A la découverte d'Enghien par d'autres chemins
Beaucoup la fredonne, quelques bons vivants chantent le refrain, voire le premier couplet, mais quel Enghiennois peut aujourd'hui se targuer de connaître entièrement notre chanson locale ?
En voici l'histoire contée par Yves Delannoy.
Cette chanson dont le texte a été reproduit non sans quelques fautes et erreurs, a pour auteur un certain Cnutje. Inconnu au registre des écrivains comme des musiciens (1930-2004)...
Il s'agit d'un pseudonyme emprunté à Knut II le Grand, roi d'Angleterre (1014), de Danemark (1018) et de Norvège (1028), décédé en 1035 à Schafterbury, dont l'auteur, encore collégien, prétendait à tort ou à raison descendre, on ne sait trop par quelle voie : légitime, naturelle ou surnaturelle ? Passons !

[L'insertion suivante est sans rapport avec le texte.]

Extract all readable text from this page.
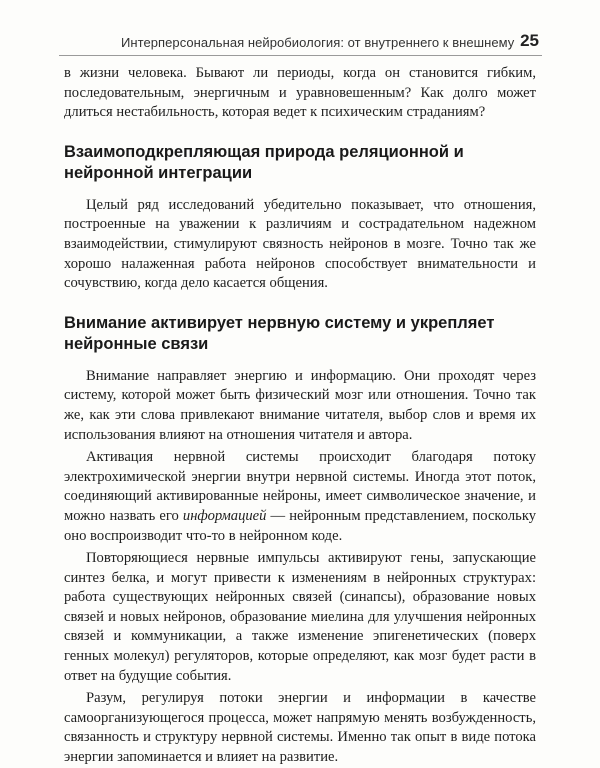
Интерперсональная нейробиология: от внутреннего к внешнему 25

в жизни человека. Бывают ли периоды, когда он становится гибким, последовательным, энергичным и уравновешенным? Как долго может длиться нестабильность, которая ведет к психическим страданиям?

Взаимоподкрепляющая природа реляционной и нейронной интеграции

Целый ряд исследований убедительно показывает, что отношения, построенные на уважении к различиям и сострадательном надежном взаимодействии, стимулируют связность нейронов в мозге. Точно так же хорошо налаженная работа нейронов способствует внимательности и сочувствию, когда дело касается общения.

Внимание активирует нервную систему и укрепляет нейронные связи

Внимание направляет энергию и информацию. Они проходят через систему, которой может быть физический мозг или отношения. Точно так же, как эти слова привлекают внимание читателя, выбор слов и время их использования влияют на отношения читателя и автора.

Активация нервной системы происходит благодаря потоку электрохимической энергии внутри нервной системы. Иногда этот поток, соединяющий активированные нейроны, имеет символическое значение, и можно назвать его информацией — нейронным представлением, поскольку оно воспроизводит что-то в нейронном коде.

Повторяющиеся нервные импульсы активируют гены, запускающие синтез белка, и могут привести к изменениям в нейронных структурах: работа существующих нейронных связей (синапсы), образование новых связей и новых нейронов, образование миелина для улучшения нейронных связей и коммуникации, а также изменение эпигенетических (поверх генных молекул) регуляторов, которые определяют, как мозг будет расти в ответ на будущие события.

Разум, регулируя потоки энергии и информации в качестве самоорганизующегося процесса, может напрямую менять возбужденность, связанность и структуру нервной системы. Именно так опыт в виде потока энергии запоминается и влияет на развитие.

Mais qui donc se cache derrière ce lointain personnage ? Ni plus, ni moins qu'un authentique Enghiennois, être humble et cherchant la Vérité, précise son avis mortuaire, né sur la planète Terre - plus précisément ici au numéro 13 de la rue de Nazareth - le 2 mai 1918 et décédé le 16 août 1986, non sans laisser un merci à tous ceux qui l'ont aidé en son passage sur ladite planète, et son au revoir à tous ceux qui l'ont aimé. Ni fleurs ni couronnes, mais un don à Amnesty international en lieu et place !
Etrange personnalité que ce Jacques Collard, fils aîné d'Ernest, instituteur et bibliothécaire à Enghien, né à Beauraing le 15 février 1886, et de Marie-Jeanne Ost, née à Enghien le 11 janvier 1889 !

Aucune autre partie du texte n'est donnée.